If your OpenClaw gateway is reachable from the public internet, you don’t have a remote access solution. You have an invitation.

This guide walks through the full OpenClaw + Tailscale VPN remote access setup — from installation to MagicDNS to access control lists — so your agent is reachable from anywhere without being reachable by everyone.

Why Remote Access Matters (and Why Port Forwarding Isn’t the Answer)

OpenClaw runs on a VPS or a Mac Mini. You need to access the gateway interface, the API, and sometimes the terminal from wherever you happen to be — your office, your home, a hotel room.

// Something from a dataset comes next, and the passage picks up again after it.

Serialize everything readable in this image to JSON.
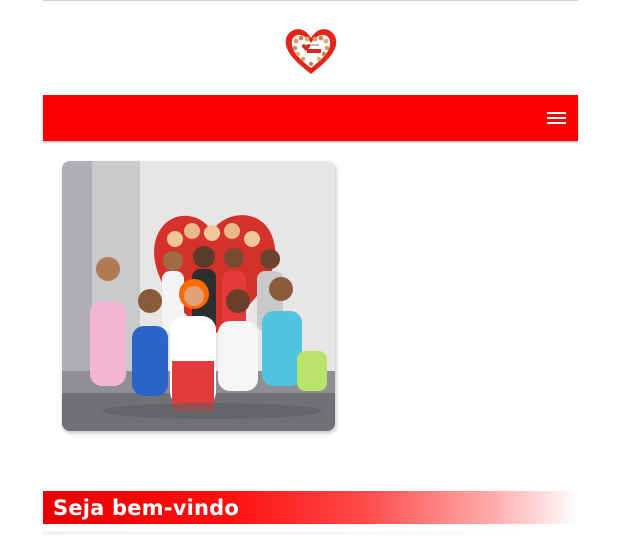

The naive solution is port forwarding: punch a hole in your firewall, expose port 3000 or 8080, maybe add basic auth.

The problem is that port forwarding turns your agent into a target. Every exposed port gets scanned. Shodan indexes it. Automated scripts probe it. OpenClaw’s 9 disclosed CVEs — including a CVSS 8.8 one-click remote code execution vulnerability — mean that an exposed gateway is a meaningful security risk, not a theoretical one.

On r/selfhosted, a thread titled “What VPN do you use for accessing your self-hosted services?” (312 upvotes, 187 comments) surfaced a clear consensus. The top comment: “Tailscale. Took 5 minutes. I don’t even think about it anymore.” The runner-up, with 89 upvotes: “WireGuard if you want to configure it yourself. Tailscale if you want it to just work.”

Why this matters: If you’re accessing your OpenClaw agent over the public internet — even with basic auth — you’re 1 CVE disclosure away from a bad day. Tailscale removes the attack surface entirely. No public ports, no exposed gateway, no scanning risk.

What Tailscale Actually Does

Tailscale creates a private mesh network between your devices. Every device gets a stable IP address on the 100.x.y.z range. Traffic between devices is encrypted end-to-end using WireGuard. No traffic passes through Tailscale’s servers — they only coordinate the initial connection, then devices talk directly to each other.

The practical result: your VPS running OpenClaw gets a Tailscale IP. Your laptop gets a Tailscale IP. You access the OpenClaw gateway at http://100.x.y.z:3000 from anywhere in the world, and nobody else can reach it because they’re not on your Tailscale network.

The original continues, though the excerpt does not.